Every ten years following the census, legislative district maps are redrawn to reflect changes in population. But the process is run by elected officials whose principal interest is the distribution of votes in their party's favor. The majority party concentrates its opponents into a handful of districts, thus permitting its own candidates to coast to reelection in districts from which opponents have been surgically removed. The minority party enjoys a few safe seats while the rest of its candidates lose heavily in redrawn and unbalanced new districts.

This method of redistricting destroys competition by creating one-party districts. One-party districts, in turn, create one-dimensional candidates. One-dimensional candidates lead to ideologically polarized politics and often to governments that cannot govern.

On November 8, voters in California and Ohio rejected two worthy measures intended to wrest redistricting away from elected officials and make it subject to independent commissions. California's Proposition 77 would have had legislators selecting a three-judge panel of retired judges to draw up legislative districts.

Ohio's measure called for sitting judges to select two members of a five-member commission. The commission was mandated to use competitiveness as a primary criterion for the creation of a new district. According to the Secretary of State's Office, the redistricting commission would be able to "consider whether to alter a given redistricting plan to preserve communities of interest based on geography, economics, or race" as long as this did not completely abandon the competitiveness standard. Ohio's plan would have achieved nonpartisan redistricting guided by important criteria of representativeness. But this plan at best offered only half a loaf. It's true that a balance of political forces is desirable in single-member districts. Competition increases turnout and forces candidates to defend their proposals and consider alternatives.
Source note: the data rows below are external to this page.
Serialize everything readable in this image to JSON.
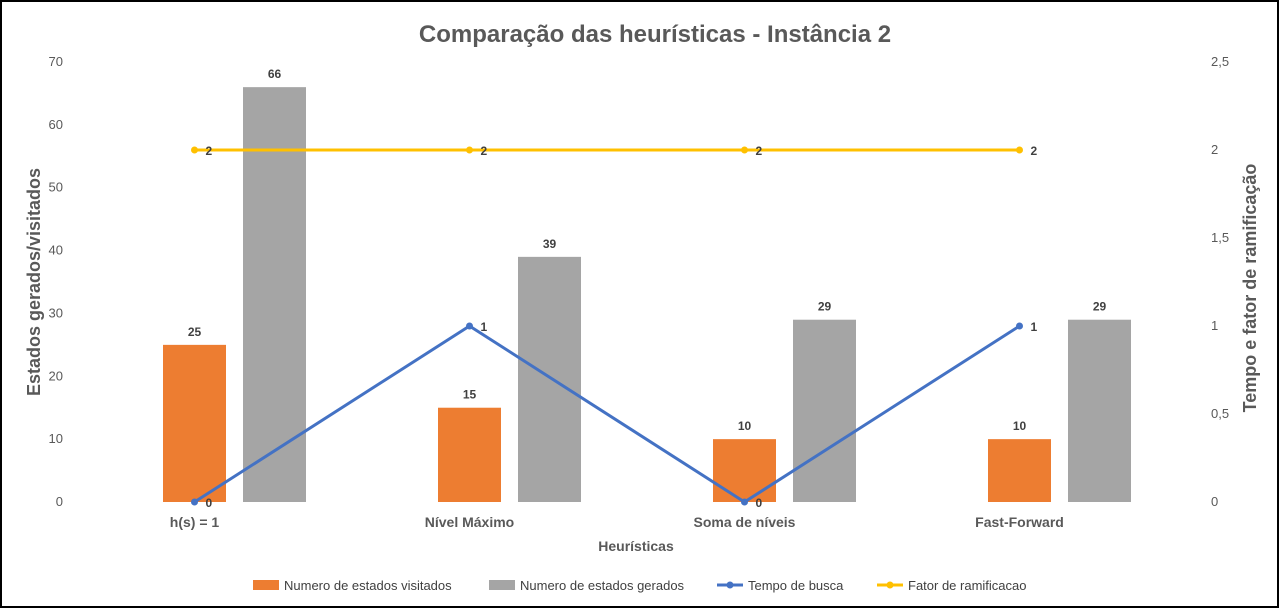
{
  "chart_data": {
    "type": "bar",
    "title": "Comparação das heurísticas - Instância 2",
    "xlabel": "Heurísticas",
    "ylabel": "Estados  gerados/visitados",
    "y2label": "Tempo e fator de ramificação",
    "categories": [
      "h(s) = 1",
      "Nível Máximo",
      "Soma de níveis",
      "Fast-Forward"
    ],
    "ylim": [
      0,
      70
    ],
    "y2lim": [
      0,
      2.5
    ],
    "yticks": [
      "0",
      "10",
      "20",
      "30",
      "40",
      "50",
      "60",
      "70"
    ],
    "y2ticks": [
      "0",
      "0,5",
      "1",
      "1,5",
      "2",
      "2,5"
    ],
    "grid": false,
    "legend_position": "bottom",
    "series": [
      {
        "name": "Numero de estados visitados",
        "type": "bar",
        "axis": "left",
        "color": "#ED7D31",
        "values": [
          25,
          15,
          10,
          10
        ]
      },
      {
        "name": "Numero de estados gerados",
        "type": "bar",
        "axis": "left",
        "color": "#A5A5A5",
        "values": [
          66,
          39,
          29,
          29
        ]
      },
      {
        "name": "Tempo de busca",
        "type": "line",
        "axis": "right",
        "color": "#4472C4",
        "values": [
          0,
          1,
          0,
          1
        ]
      },
      {
        "name": "Fator de ramificacao",
        "type": "line",
        "axis": "right",
        "color": "#FFC000",
        "values": [
          2,
          2,
          2,
          2
        ]
      }
    ]
  }
}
Competition reminds the winning candidate that she represents the entire district.

Unfortunately, the competition the Ohio proposal intended to foster is limited to the two main parties--two parties that hardly represent the broad range of citizens' views. No political party deserves government support for its candidates simply because competitive elections are desirable.
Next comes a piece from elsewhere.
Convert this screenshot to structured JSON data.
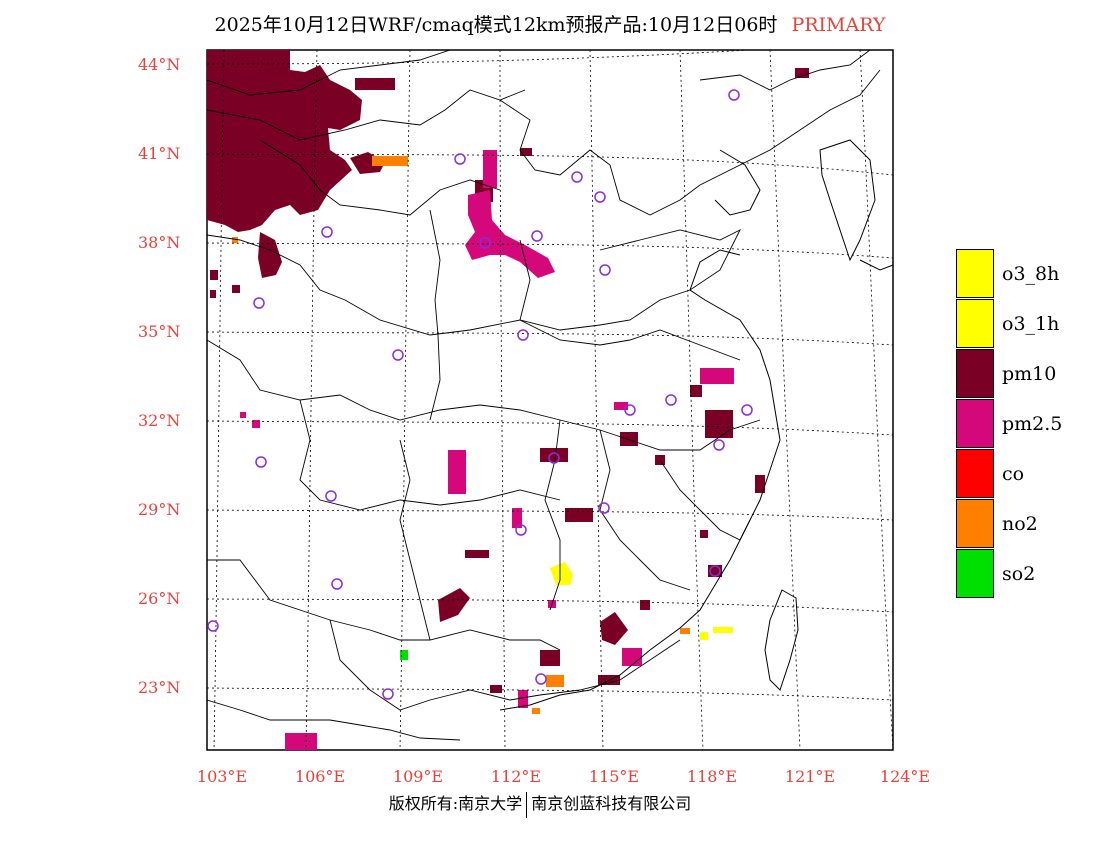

Elections instead should ensure that all significant points of view are reflected in the outcome, the equivalent of holding up a mirror to society. Thus, competitiveness, geographic location, race, and economic status may all be important factors in achieving faithful representation. Ohio's plan merely pitted these criteria against one another. What should be done?

Under systems of proportional representation (PR), it is much easier to accommodate all the criteria for fair representation without sacrificing one for another. Multiple parties that result from PR can represent communities of interest based on race, economics, and geography--not to mention a wide range of political viewpoints and even religious confessions.

Legislatures produced by PR are more representative than the polarized legislatures produced in the American system. PR guarantees a seat at the table for a wider range of perspectives, in proportion to their presence in society. Under PR, parties receive no undue privilege, and citizens' votes shape the outcome.

Until we try something like PR, all these other changes will do little to redress citizens' feelings of powerlessness or create a genuine and full competition of viewpoints.